Patrice
Thanks for the quick response. Your assistance is greatly appreciated.
My script is running on Windows. I have attached it, but all I have done relative to the example is hard-coded the IP and port, and changed 'AET1' to 'DCM4CHEE'.
The VM was originally on a separate Linux box, but I just tried it on this same Windows computer with the same results.
I have not sent any datasets to the VM on my Windows PC; however, the VM on Linux did have some, which were sent there by someone else.
Here is the python output. It just sits there after I
>>> runfile('C:/GE/FPC/Phantom/QR_example.py', wdir=r'C:/GE/FPC/Phantom')
Association response received
DICOM Echo ... done with status "Success "
DICOM FindSCU ... done with status "<generator object SCU at 0x0564C0F8>"
As you can see, I never get the "Release association" print.

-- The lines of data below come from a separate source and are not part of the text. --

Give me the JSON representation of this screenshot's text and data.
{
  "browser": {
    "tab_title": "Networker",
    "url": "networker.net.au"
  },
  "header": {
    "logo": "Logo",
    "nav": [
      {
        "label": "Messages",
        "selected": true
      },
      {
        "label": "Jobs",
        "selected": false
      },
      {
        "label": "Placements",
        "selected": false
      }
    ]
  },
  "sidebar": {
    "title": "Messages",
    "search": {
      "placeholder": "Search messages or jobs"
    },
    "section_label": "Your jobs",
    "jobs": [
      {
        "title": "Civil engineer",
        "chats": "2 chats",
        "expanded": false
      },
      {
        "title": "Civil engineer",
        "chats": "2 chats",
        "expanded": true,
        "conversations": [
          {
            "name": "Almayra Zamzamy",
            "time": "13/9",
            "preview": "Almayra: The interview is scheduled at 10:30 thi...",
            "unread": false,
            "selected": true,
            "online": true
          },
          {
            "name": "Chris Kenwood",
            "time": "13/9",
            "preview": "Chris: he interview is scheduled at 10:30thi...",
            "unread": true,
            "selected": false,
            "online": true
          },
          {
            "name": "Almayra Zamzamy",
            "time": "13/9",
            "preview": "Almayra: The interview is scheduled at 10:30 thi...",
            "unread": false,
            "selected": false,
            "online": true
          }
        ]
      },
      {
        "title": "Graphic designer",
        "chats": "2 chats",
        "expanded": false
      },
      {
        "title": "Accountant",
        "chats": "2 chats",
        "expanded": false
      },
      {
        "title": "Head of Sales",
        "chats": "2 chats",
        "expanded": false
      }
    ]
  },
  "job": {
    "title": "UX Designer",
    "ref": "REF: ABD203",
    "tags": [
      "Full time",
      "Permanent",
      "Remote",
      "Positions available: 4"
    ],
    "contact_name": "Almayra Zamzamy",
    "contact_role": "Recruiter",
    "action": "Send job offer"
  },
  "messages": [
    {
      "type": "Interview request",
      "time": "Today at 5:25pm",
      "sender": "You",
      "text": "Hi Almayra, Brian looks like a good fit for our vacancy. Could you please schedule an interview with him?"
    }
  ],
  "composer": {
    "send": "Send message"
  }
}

Also, I don't know what the "SCU" output means. Where does it come from? If I comment out the "print ss" line, then it is still there, but it goes away if I comment out the entire for loop. That implies that the iteration over st generates it. Also, commenting out the for loop eliminates the exceptions on the VM side, which implies that the iteration process also includes communication to the VM.
Perhaps the solution is that I need to add some handling for an empty-set return. The one argument I have against that is that there are datasets on my Linux box. (See attached PNG, which was generated as follows. After logging into the VM's web interface, I pressed the Search button on the Folder tab without modifying any of the search fields.) In python, I changed the line to d.PatientsName = 'CH*' and saw the same errors. Maybe I am still doing something wrong?
I will try to figure out how to use the Storage SCU example to send some data. I think I will be in good shape if I can send a file to the VM, query the VM, and then retrieve it back to a new file.
Is there an easy way to see the lower-level communication details (maybe DICOM data) between python and VM? Maybe that can shed some light on my issue.